After Thales come the Pythagoreans. We are told that the Pythagoreans were the first to use the term μαθήματα (literally “subjects of instruction”) in the specialised sense of “mathematics”; they, too, first advanced mathematics as a study pursued for its own sake and made it a part of a liberal education. Pythagoras, son of Mnesarchus, was born in Samos about 572 B.C., and died at a great age (75 or 80) at Metapontum. His interests were as various as those of Thales; his travels, all undertaken in pursuit of knowledge, were probably even more extended. Like Thales, and perhaps at his suggestion, he visited Egypt and studied there for a long period (22 years, some say).

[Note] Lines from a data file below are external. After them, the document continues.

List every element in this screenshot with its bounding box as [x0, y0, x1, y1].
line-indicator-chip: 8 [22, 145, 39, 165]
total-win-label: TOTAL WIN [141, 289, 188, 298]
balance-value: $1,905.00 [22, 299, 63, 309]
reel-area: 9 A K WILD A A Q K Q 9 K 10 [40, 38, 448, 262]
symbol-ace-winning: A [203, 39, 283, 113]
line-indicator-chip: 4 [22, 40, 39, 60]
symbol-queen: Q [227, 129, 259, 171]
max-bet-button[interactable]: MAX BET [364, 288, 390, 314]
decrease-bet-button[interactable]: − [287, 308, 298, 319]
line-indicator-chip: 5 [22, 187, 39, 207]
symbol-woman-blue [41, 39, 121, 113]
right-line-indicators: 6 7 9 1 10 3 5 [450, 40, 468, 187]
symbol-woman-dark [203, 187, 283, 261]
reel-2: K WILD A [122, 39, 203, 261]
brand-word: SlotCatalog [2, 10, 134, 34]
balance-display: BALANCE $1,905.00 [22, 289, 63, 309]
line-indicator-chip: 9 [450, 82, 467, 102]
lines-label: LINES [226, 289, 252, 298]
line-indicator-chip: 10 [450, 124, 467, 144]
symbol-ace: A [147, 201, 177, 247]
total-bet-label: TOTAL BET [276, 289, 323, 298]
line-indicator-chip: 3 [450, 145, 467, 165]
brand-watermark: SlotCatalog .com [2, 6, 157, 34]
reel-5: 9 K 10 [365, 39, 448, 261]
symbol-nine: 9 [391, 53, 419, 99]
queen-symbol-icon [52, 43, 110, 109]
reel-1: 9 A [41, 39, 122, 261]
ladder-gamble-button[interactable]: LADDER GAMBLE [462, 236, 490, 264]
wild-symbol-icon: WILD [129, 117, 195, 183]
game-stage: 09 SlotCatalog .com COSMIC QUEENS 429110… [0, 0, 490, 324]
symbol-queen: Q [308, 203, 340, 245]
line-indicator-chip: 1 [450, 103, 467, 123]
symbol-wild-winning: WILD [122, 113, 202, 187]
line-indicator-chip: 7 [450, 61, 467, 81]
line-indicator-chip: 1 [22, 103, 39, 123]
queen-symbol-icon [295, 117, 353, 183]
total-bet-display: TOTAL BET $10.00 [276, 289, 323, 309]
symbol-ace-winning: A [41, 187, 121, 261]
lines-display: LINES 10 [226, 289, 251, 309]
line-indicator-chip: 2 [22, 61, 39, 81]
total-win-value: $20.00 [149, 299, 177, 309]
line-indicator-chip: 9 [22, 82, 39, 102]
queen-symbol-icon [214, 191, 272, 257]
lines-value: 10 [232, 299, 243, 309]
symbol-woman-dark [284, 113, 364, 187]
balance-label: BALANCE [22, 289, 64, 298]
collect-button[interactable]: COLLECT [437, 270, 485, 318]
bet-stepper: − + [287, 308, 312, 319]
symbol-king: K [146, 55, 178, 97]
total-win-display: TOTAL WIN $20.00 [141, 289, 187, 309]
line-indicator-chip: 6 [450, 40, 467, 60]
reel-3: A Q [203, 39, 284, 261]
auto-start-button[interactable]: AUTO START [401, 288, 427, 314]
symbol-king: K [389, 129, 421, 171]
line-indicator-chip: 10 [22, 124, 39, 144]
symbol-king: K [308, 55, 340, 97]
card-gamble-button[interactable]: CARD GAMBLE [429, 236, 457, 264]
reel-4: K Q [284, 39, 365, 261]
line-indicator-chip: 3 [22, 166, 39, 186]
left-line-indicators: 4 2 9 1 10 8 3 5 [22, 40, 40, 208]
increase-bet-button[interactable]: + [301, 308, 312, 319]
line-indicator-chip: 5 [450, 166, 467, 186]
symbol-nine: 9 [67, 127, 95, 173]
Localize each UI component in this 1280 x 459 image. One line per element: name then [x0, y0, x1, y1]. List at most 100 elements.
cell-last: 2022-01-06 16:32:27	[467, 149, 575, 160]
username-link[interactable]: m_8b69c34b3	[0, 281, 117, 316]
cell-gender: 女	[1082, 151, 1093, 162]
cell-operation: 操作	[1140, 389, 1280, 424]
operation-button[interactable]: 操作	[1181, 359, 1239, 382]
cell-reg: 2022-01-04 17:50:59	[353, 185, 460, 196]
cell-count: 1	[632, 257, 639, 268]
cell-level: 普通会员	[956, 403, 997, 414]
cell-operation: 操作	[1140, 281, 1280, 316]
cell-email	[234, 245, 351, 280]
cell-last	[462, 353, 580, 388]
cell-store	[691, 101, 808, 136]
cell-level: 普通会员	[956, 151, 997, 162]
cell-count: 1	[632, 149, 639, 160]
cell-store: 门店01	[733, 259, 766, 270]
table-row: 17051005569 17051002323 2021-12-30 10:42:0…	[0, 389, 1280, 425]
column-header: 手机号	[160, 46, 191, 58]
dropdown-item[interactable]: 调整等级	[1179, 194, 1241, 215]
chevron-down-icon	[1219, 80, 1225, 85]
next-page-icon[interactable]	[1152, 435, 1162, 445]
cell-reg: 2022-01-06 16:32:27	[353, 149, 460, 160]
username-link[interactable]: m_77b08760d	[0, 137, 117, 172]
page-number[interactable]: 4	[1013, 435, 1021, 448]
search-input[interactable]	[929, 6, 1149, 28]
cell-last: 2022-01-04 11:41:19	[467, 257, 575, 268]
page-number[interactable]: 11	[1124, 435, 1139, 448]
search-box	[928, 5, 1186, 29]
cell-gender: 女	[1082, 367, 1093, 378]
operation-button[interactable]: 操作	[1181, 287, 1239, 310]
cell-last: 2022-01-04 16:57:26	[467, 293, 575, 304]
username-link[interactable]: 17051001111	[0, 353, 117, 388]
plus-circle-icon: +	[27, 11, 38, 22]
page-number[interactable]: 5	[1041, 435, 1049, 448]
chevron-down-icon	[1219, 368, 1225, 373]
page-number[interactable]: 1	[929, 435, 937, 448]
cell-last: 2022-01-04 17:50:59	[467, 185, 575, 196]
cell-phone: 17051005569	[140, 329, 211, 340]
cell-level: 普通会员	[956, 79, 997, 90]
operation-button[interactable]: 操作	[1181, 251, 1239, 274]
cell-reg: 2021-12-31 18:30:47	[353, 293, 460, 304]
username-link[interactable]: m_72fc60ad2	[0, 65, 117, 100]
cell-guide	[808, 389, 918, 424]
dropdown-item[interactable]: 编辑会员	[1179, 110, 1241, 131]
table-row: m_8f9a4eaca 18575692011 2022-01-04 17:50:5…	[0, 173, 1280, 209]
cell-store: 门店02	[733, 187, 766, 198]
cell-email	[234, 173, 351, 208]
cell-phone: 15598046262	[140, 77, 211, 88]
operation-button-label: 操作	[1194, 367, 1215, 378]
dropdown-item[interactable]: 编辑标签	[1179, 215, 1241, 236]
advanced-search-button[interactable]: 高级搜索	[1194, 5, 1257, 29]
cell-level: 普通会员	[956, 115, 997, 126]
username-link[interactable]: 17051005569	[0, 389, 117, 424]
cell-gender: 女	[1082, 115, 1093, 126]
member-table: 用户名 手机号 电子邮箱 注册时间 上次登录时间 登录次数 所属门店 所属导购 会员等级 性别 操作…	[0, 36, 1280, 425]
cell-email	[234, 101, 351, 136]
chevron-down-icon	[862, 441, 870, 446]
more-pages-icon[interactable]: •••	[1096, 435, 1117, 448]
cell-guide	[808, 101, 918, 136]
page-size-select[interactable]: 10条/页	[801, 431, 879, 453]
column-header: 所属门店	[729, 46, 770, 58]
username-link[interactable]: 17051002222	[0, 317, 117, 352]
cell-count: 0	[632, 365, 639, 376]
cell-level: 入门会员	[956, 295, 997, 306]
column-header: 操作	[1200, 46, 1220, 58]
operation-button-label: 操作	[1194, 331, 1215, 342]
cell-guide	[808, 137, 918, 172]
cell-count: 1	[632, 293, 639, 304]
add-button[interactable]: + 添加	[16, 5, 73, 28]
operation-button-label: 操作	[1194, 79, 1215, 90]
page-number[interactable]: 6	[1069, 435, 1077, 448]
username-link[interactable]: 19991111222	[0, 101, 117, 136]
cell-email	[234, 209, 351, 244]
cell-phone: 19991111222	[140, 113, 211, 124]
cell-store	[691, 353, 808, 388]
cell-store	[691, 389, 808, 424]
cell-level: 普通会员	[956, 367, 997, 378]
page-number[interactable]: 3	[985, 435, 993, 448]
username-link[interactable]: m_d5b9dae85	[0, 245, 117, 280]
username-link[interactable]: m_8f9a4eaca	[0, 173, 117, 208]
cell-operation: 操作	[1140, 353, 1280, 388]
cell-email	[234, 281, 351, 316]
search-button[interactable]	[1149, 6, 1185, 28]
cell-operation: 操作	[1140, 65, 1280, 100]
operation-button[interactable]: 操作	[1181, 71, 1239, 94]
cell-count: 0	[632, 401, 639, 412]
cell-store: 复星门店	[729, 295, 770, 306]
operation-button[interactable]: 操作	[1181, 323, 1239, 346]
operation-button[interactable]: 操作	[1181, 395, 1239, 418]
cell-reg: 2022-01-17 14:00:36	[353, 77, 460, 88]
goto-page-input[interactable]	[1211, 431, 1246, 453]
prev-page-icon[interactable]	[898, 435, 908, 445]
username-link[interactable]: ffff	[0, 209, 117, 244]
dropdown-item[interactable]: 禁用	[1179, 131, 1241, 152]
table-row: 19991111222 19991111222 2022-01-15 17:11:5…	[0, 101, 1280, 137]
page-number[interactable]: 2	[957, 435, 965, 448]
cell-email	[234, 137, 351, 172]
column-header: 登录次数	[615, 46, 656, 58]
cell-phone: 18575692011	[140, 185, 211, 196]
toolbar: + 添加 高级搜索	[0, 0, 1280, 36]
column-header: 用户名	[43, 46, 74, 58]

It is difficult to disentangle from the body of Pythagorean doctrines the portions which are due to Pythagoras himself because of the habit which the members of the school had of attributing everything to the Master (αὐτὸς ἔφα, ipse dixit). In astronomy two things at least may safely be attributed to him; he held that the earth is spherical in shape, and he recognised that the sun, moon and planets have an independent motion of their own in a direction contrary to that of the daily rotation; he seems, however, to have adhered to the geocentric view of the universe, and it was his successors who evolved the theory that the earth does not remain at the centre but revolves, like the other planets and the sun and moon, about the “central fire”. Perhaps his most remarkable discovery was the dependence of the musical intervals on the lengths of vibrating strings, the proportion for the octave being 2 : 1, for the fifth 3 : 2 and for the fourth 4 : 3. In arithmetic he was the first to expound the theory of means and of proportion as applied to commensurable quantities. He laid the foundation of the theory of numbers by considering the properties of numbers as such, namely, prime numbers, odd and even numbers, etc. By means of figured numbers, square, oblong, triangular, etc. (represented by dots arranged in the form of the various figures) he showed the connexion between numbers and geometry. In view of all these properties of numbers, we can easily understand how the Pythagoreans came to “liken all things to numbers” and to find in the principles of numbers the principles of all things (“all things are numbers”).